I felt my whole being sigh with relief, and the truth of what she’d asked me. I drink like the little birds that pecked at the hot, fermented fruit in the shade of our old plum tree next to the koi pond back in my old life. They used to sit for a minute and then fly off a little haphazardly to sit in the big willow and sing. I drink to feel the beauty better. I drink like the martial arts masters who never get drunk. And for joy, to remember who I really am, to remember who you really are, and to feel better in a world that seems to encourage the opposite. I drink because, to me, it’s fun, at least in a sense I can currently understand. I guess “fun” means “relaxing” to me at this crux of my life. More importantly, it reminds me how to have fun-relax, and to feel less physical pain. Until I can live in that space–letting the lovely, silky, cool water hold me up–under my own power, I appreciate the help.

Update: While writing this piece off and on for 3 days now over a hideously hot and humid New England weekend, to the detriment of all the things on my never-ending to-do list, I’ve vacillated wildly on whether to post it or not. I mean, it’s very personal. But by the same token, as part of my own Human Being Training, I hold myself to a high standard of transparency and integrity, which to me entails vulnerability, humility, and a willingness to show my work. In my own teachers, I expect the same. I never trust anyone who calls themself a teacher but hasn’t walked through the spiritual fire of life. And believe me, having regularly singed myself to varying degrees since age 9, I can tell if you’ve done your work. (That’ll be 44 years, for anyone keeping count.) So I’m going to post this. My hip’s killing me today. Yesterday it was great and I was like, woo! But as I enjoy the delightful effects of this second Frye’s Leap, the summer sun setting among the giant hardwood trees across the lane, I’m receiving a strong, clear message: “It’s OK not to know. ‘I don’t know’ is where you can start to move forward again.” So I guess, having birthed this baby, I’ll see what kind of dreams come up tonight.

Source: Medscape

Last thought: Like bread, sugar, oxygen, soup, water, and network television, consuming too much of anything will make you sick.
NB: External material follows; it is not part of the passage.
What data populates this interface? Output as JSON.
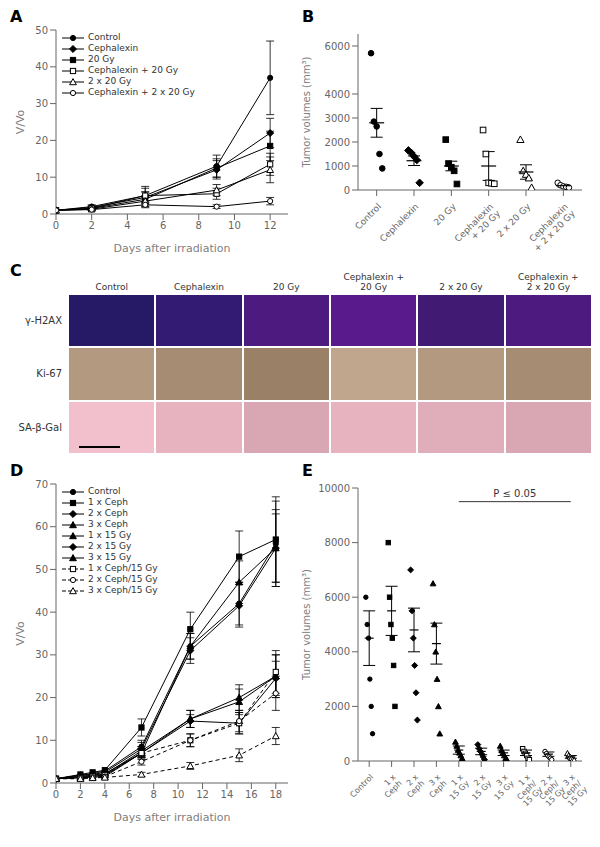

Don’t be dumb and dishonest with yourself. If you use too much alcohol, you will die sooner rather than later. Unless that’s what you want, I encourage you to examine your motives for using alcohol, or any substance. Sugar will also happily kill you dead. It cracks me up in a sad way when people bring pink boxes of doughnuts to AA meetings, for instance. My university students used to ask for my thoughts on drugs and alcohol. I usually said something like, “If you’re using it to enhance your life and your understanding, cool. If you’re using it to suppress emotions you don’t like and don’t want to deal with, that’s going to be a problem.” Good luck, thanks for reading, and write if you find work.

4 thoughts on “She asked what I do for fun, and I had no idea.
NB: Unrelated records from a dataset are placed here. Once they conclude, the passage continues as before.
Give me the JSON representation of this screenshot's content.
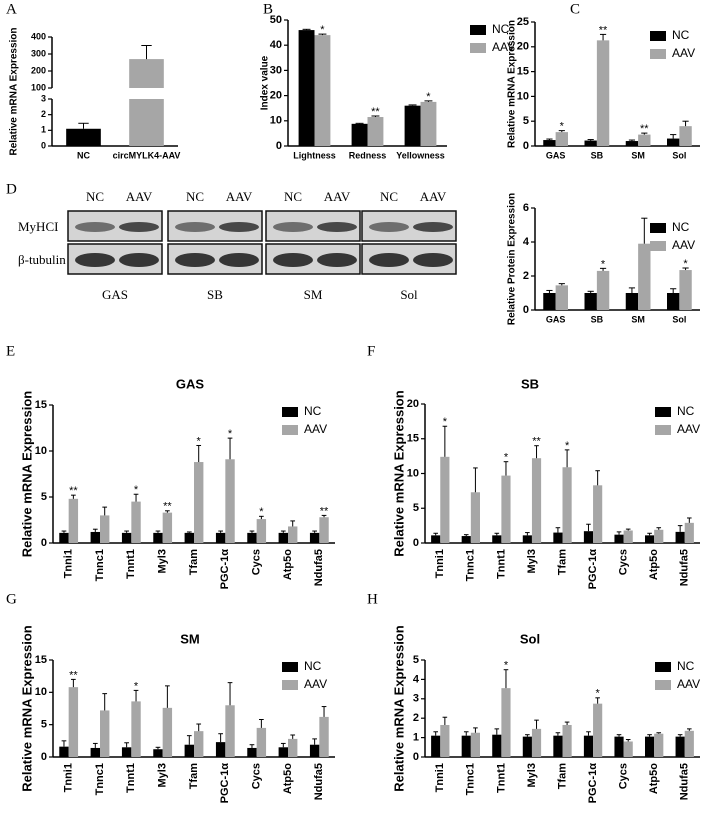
{
  "chart_data": [
    {
      "type": "bar",
      "panel": "A",
      "ylabel": "Relative mRNA Expression",
      "categories": [
        "NC",
        "circMYLK4-AAV"
      ],
      "values": [
        1.1,
        270
      ],
      "errors": [
        0.35,
        80
      ],
      "colors": [
        "#000000",
        "#a6a6a6"
      ],
      "ylim": [
        0,
        400
      ],
      "ybreak": [
        3,
        100
      ],
      "yticks": [
        0,
        1,
        2,
        3,
        100,
        200,
        300,
        400
      ],
      "grid": false,
      "xtick_rotation": 0
    },
    {
      "type": "bar",
      "panel": "B",
      "ylabel": "Index value",
      "categories": [
        "Lightness",
        "Redness",
        "Yellowness"
      ],
      "series": [
        {
          "name": "NC",
          "color": "#000000",
          "values": [
            46,
            8.8,
            16
          ],
          "errors": [
            0.3,
            0.2,
            0.3
          ],
          "sig": [
            null,
            null,
            null
          ]
        },
        {
          "name": "AAV",
          "color": "#a6a6a6",
          "values": [
            44,
            11.5,
            17.5
          ],
          "errors": [
            0.4,
            0.4,
            0.4
          ],
          "sig": [
            "*",
            "**",
            "*"
          ]
        }
      ],
      "ylim": [
        0,
        50
      ],
      "yticks": [
        0,
        10,
        20,
        30,
        40,
        50
      ],
      "grid": false,
      "xtick_rotation": 0,
      "legend": "outside-right"
    },
    {
      "type": "bar",
      "panel": "C",
      "ylabel": "Relative mRNA Expression",
      "categories": [
        "GAS",
        "SB",
        "SM",
        "Sol"
      ],
      "series": [
        {
          "name": "NC",
          "color": "#000000",
          "values": [
            1.2,
            1.1,
            1.0,
            1.5
          ],
          "errors": [
            0.2,
            0.2,
            0.2,
            0.8
          ],
          "sig": [
            null,
            null,
            null,
            null
          ]
        },
        {
          "name": "AAV",
          "color": "#a6a6a6",
          "values": [
            2.8,
            21.3,
            2.3,
            4.0
          ],
          "errors": [
            0.3,
            1.2,
            0.3,
            1.0
          ],
          "sig": [
            "*",
            "**",
            "**",
            null
          ]
        }
      ],
      "ylim": [
        0,
        25
      ],
      "yticks": [
        0,
        5,
        10,
        15,
        20,
        25
      ],
      "grid": false,
      "xtick_rotation": 0,
      "legend": "top-right"
    },
    {
      "type": "bar",
      "ylabel": "Relative Protein Expression",
      "categories": [
        "GAS",
        "SB",
        "SM",
        "Sol"
      ],
      "series": [
        {
          "name": "NC",
          "color": "#000000",
          "values": [
            1.0,
            1.0,
            1.0,
            1.0
          ],
          "errors": [
            0.15,
            0.1,
            0.3,
            0.25
          ],
          "sig": [
            null,
            null,
            null,
            null
          ]
        },
        {
          "name": "AAV",
          "color": "#a6a6a6",
          "values": [
            1.45,
            2.3,
            3.9,
            2.35
          ],
          "errors": [
            0.1,
            0.15,
            1.5,
            0.12
          ],
          "sig": [
            null,
            "*",
            null,
            "*"
          ]
        }
      ],
      "ylim": [
        0,
        6
      ],
      "yticks": [
        0,
        2,
        4,
        6
      ],
      "grid": false,
      "xtick_rotation": 0,
      "legend": "top-right"
    },
    {
      "type": "bar",
      "panel": "E",
      "title": "GAS",
      "ylabel": "Relative mRNA Expression",
      "categories": [
        "Tnni1",
        "Tnnc1",
        "Tnnt1",
        "Myl3",
        "Tfam",
        "PGC-1α",
        "Cycs",
        "Atp5o",
        "Ndufa5"
      ],
      "series": [
        {
          "name": "NC",
          "color": "#000000",
          "values": [
            1.1,
            1.2,
            1.1,
            1.1,
            1.1,
            1.1,
            1.1,
            1.1,
            1.1
          ],
          "errors": [
            0.2,
            0.3,
            0.2,
            0.2,
            0.1,
            0.2,
            0.2,
            0.2,
            0.2
          ],
          "sig": [
            null,
            null,
            null,
            null,
            null,
            null,
            null,
            null,
            null
          ]
        },
        {
          "name": "AAV",
          "color": "#a6a6a6",
          "values": [
            4.8,
            3.0,
            4.5,
            3.3,
            8.8,
            9.1,
            2.6,
            1.8,
            2.8
          ],
          "errors": [
            0.4,
            0.9,
            0.8,
            0.2,
            1.8,
            2.3,
            0.3,
            0.6,
            0.2
          ],
          "sig": [
            "**",
            null,
            "*",
            "**",
            "*",
            "*",
            "*",
            null,
            "**"
          ]
        }
      ],
      "ylim": [
        0,
        15
      ],
      "yticks": [
        0,
        5,
        10,
        15
      ],
      "grid": false,
      "xtick_rotation": 90,
      "legend": "top-right"
    },
    {
      "type": "bar",
      "panel": "F",
      "title": "SB",
      "ylabel": "Relative mRNA Expression",
      "categories": [
        "Tnni1",
        "Tnnc1",
        "Tnnt1",
        "Myl3",
        "Tfam",
        "PGC-1α",
        "Cycs",
        "Atp5o",
        "Ndufa5"
      ],
      "series": [
        {
          "name": "NC",
          "color": "#000000",
          "values": [
            1.1,
            1.0,
            1.1,
            1.1,
            1.5,
            1.7,
            1.2,
            1.1,
            1.6
          ],
          "errors": [
            0.3,
            0.2,
            0.3,
            0.4,
            0.7,
            1.0,
            0.4,
            0.3,
            0.9
          ],
          "sig": [
            null,
            null,
            null,
            null,
            null,
            null,
            null,
            null,
            null
          ]
        },
        {
          "name": "AAV",
          "color": "#a6a6a6",
          "values": [
            12.4,
            7.3,
            9.7,
            12.2,
            10.9,
            8.3,
            1.8,
            1.9,
            2.9
          ],
          "errors": [
            4.4,
            3.5,
            2.0,
            1.8,
            2.5,
            2.1,
            0.2,
            0.3,
            0.7
          ],
          "sig": [
            "*",
            null,
            "*",
            "**",
            "*",
            null,
            null,
            null,
            null
          ]
        }
      ],
      "ylim": [
        0,
        20
      ],
      "yticks": [
        0,
        5,
        10,
        15,
        20
      ],
      "grid": false,
      "xtick_rotation": 90,
      "legend": "top-right"
    },
    {
      "type": "bar",
      "panel": "G",
      "title": "SM",
      "ylabel": "Relative mRNA Expression",
      "categories": [
        "Tnni1",
        "Tnnc1",
        "Tnnt1",
        "Myl3",
        "Tfam",
        "PGC-1α",
        "Cycs",
        "Atp5o",
        "Ndufa5"
      ],
      "series": [
        {
          "name": "NC",
          "color": "#000000",
          "values": [
            1.6,
            1.4,
            1.5,
            1.2,
            1.9,
            2.3,
            1.4,
            1.5,
            1.9
          ],
          "errors": [
            0.9,
            0.7,
            0.7,
            0.3,
            1.4,
            1.3,
            0.5,
            0.6,
            0.9
          ],
          "sig": [
            null,
            null,
            null,
            null,
            null,
            null,
            null,
            null,
            null
          ]
        },
        {
          "name": "AAV",
          "color": "#a6a6a6",
          "values": [
            10.8,
            7.2,
            8.6,
            7.6,
            4.0,
            8.0,
            4.5,
            2.8,
            6.2
          ],
          "errors": [
            1.2,
            2.6,
            1.7,
            3.4,
            1.1,
            3.5,
            1.3,
            0.6,
            1.6
          ],
          "sig": [
            "**",
            null,
            "*",
            null,
            null,
            null,
            null,
            null,
            null
          ]
        }
      ],
      "ylim": [
        0,
        15
      ],
      "yticks": [
        0,
        5,
        10,
        15
      ],
      "grid": false,
      "xtick_rotation": 90,
      "legend": "top-right"
    },
    {
      "type": "bar",
      "panel": "H",
      "title": "Sol",
      "ylabel": "Relative mRNA Expression",
      "categories": [
        "Tnni1",
        "Tnnc1",
        "Tnnt1",
        "Myl3",
        "Tfam",
        "PGC-1α",
        "Cycs",
        "Atp5o",
        "Ndufa5"
      ],
      "series": [
        {
          "name": "NC",
          "color": "#000000",
          "values": [
            1.1,
            1.1,
            1.15,
            1.05,
            1.1,
            1.1,
            1.05,
            1.05,
            1.05
          ],
          "errors": [
            0.2,
            0.2,
            0.3,
            0.1,
            0.15,
            0.2,
            0.1,
            0.1,
            0.1
          ],
          "sig": [
            null,
            null,
            null,
            null,
            null,
            null,
            null,
            null,
            null
          ]
        },
        {
          "name": "AAV",
          "color": "#a6a6a6",
          "values": [
            1.65,
            1.25,
            3.55,
            1.45,
            1.65,
            2.75,
            0.8,
            1.2,
            1.35
          ],
          "errors": [
            0.4,
            0.25,
            0.95,
            0.45,
            0.15,
            0.3,
            0.1,
            0.05,
            0.1
          ],
          "sig": [
            null,
            null,
            "*",
            null,
            null,
            "*",
            null,
            null,
            null
          ]
        }
      ],
      "ylim": [
        0,
        5
      ],
      "yticks": [
        0,
        1,
        2,
        3,
        4,
        5
      ],
      "grid": false,
      "xtick_rotation": 90,
      "legend": "top-right"
    }
  ],
  "blot": {
    "panel": "D",
    "lanes": [
      "NC",
      "AAV"
    ],
    "rows": [
      "MyHCI",
      "β-tubulin"
    ],
    "groups": [
      "GAS",
      "SB",
      "SM",
      "Sol"
    ]
  }
}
  1. As always… I sooo enjoy your writing! Vulnerable, real , witty, wise, relate-able. I admire your skill with words and your courage to be real. and oh I remember those hot humid summer days! I grew up in an attic/bedroom in NEw York and would get a bag of frozen peas or corn from the freezer and put the bag on my head. I hope you have a little air- conditioner!
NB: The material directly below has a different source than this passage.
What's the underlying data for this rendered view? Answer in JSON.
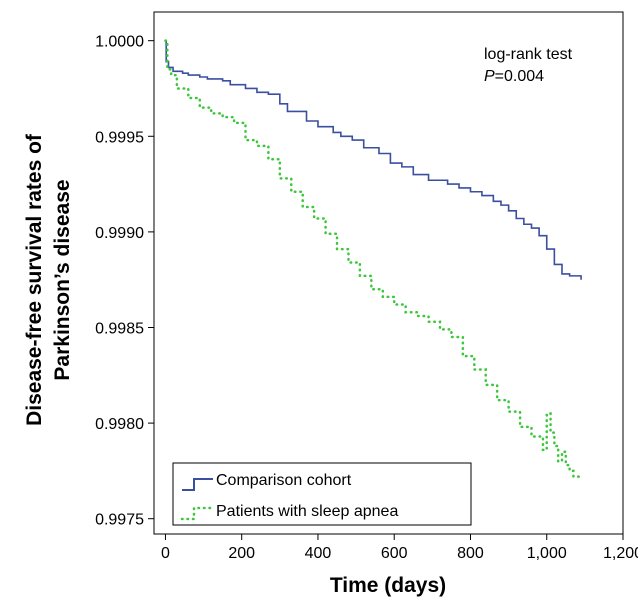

  2. What a great story Fuller. You skills are remarkable like yourself and your family. I to have gone through and continue to go through pain that has been created by me. I can relate to almost everything in your story which of course is part of the contract i have.
    Thank you for sharing your stories.


    1. Thanks for reading, my dear friend Frank! It means a lot to me to have your support. I respect you tremendously for understanding–and practicing–the concept of spiritual contracts, as Caroline Myss calls them. Thanks also for introducing me to her book by the same name: I read almost the entire thing on a New Year’s Even a few years ago and haven’t been the same since. Radical stuff, and yet such practical wisdom for each of us. I can’t help but wonder where the planet would be today if these ideas were taught in school, as they ought to be. I’m grateful we’re in each other’s lives, and to you for keeping in touch over the years. Much love to you.